Absolutamente todo ello ha desaparecido. O está escondido. El equipo muestra fisuras cada partido, recibiendo goles en cada encuentro. La seguridad defensiva se evaporó, la cohesión se ausenta, la unión parece un vago recuerdo de una tarde de verano.

Sin virtudes y repleto de carencias, el Cádiz se hunde 

El centro del campo no sostiene nada. Y no se trata de las piezas, la materia prima existe y es de calidad. Pero esta temporada no encaja. Los jugadores que compongan el puzzle no importan, la piezas no encajan. José Mari, Garrido, Álex Fernández, Aketxe, Azamoum… Ninguno funciona.

Álvaro marchó al Rayo y Salvi está, pero ni siquiera se sabe si se le espera. El nivel del extremo cadista está muy lejos de ser el que todos sabemos que posee. Con este panorama, quien ocupe la delantera es anecdótico. Cuando nada funciona, el balón tampoco corresponde. La portería se hace tan pequeña como una canasta de baloncesto.

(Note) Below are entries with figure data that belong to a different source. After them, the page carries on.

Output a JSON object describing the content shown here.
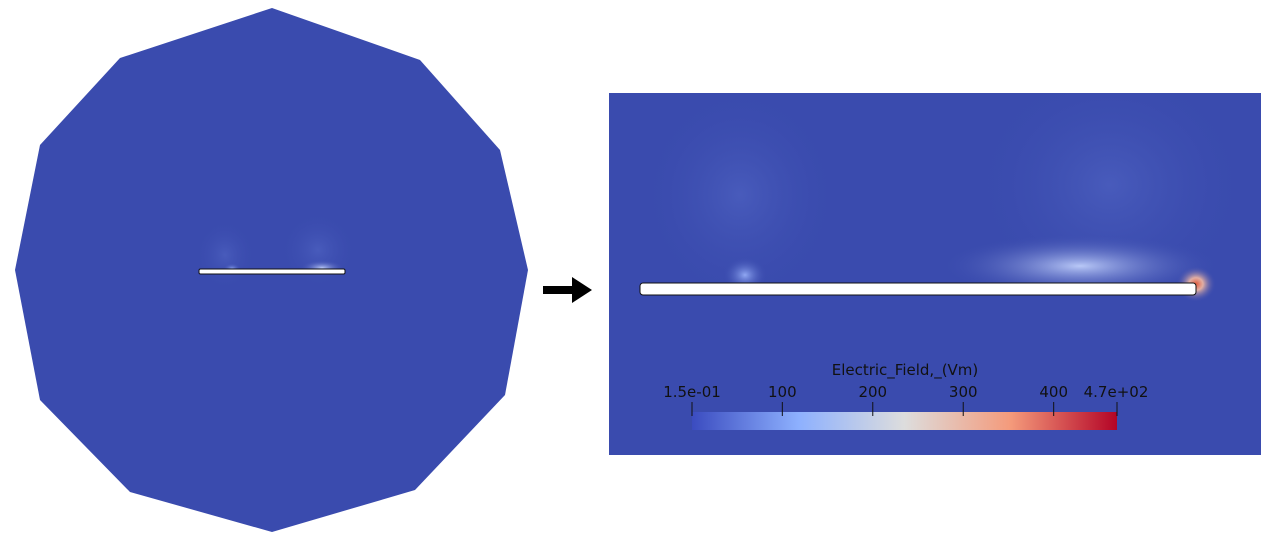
{
  "colorbar": {
    "title": "Electric_Field,_(Vm)",
    "min_label": "1.5e-01",
    "max_label": "4.7e+02",
    "ticks": [
      "100",
      "200",
      "300",
      "400"
    ],
    "range": [
      0.15,
      470
    ],
    "tick_values": [
      100,
      200,
      300,
      400
    ],
    "colors": {
      "low": "#3b4cc0",
      "mid_low": "#8db0fe",
      "mid": "#dddddd",
      "mid_high": "#f49a7b",
      "high": "#b40426"
    }
  },
  "colors": {
    "background_field": "#3a4bae",
    "plate": "#ffffff",
    "plate_outline": "#111111",
    "arrow": "#000000"
  },
  "icons": {
    "arrow": "right-arrow-icon"
  }
}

Manu Vallejo es la gran esperanza de la afición amarilla, el jugador que debía explotar en este inicio de temporada en un Cádiz en un estado natural. Por desgracia para él, para el Cádiz y para su afición, ese estado está muy lejos.

El Cádiz se va hundiendo lentamente sin solución aparente. Y ello pone a Cervera en el escaparate, con la soga al cuello. Su crédito es enorme, pero en el fútbol se agota a velocidad de crucero.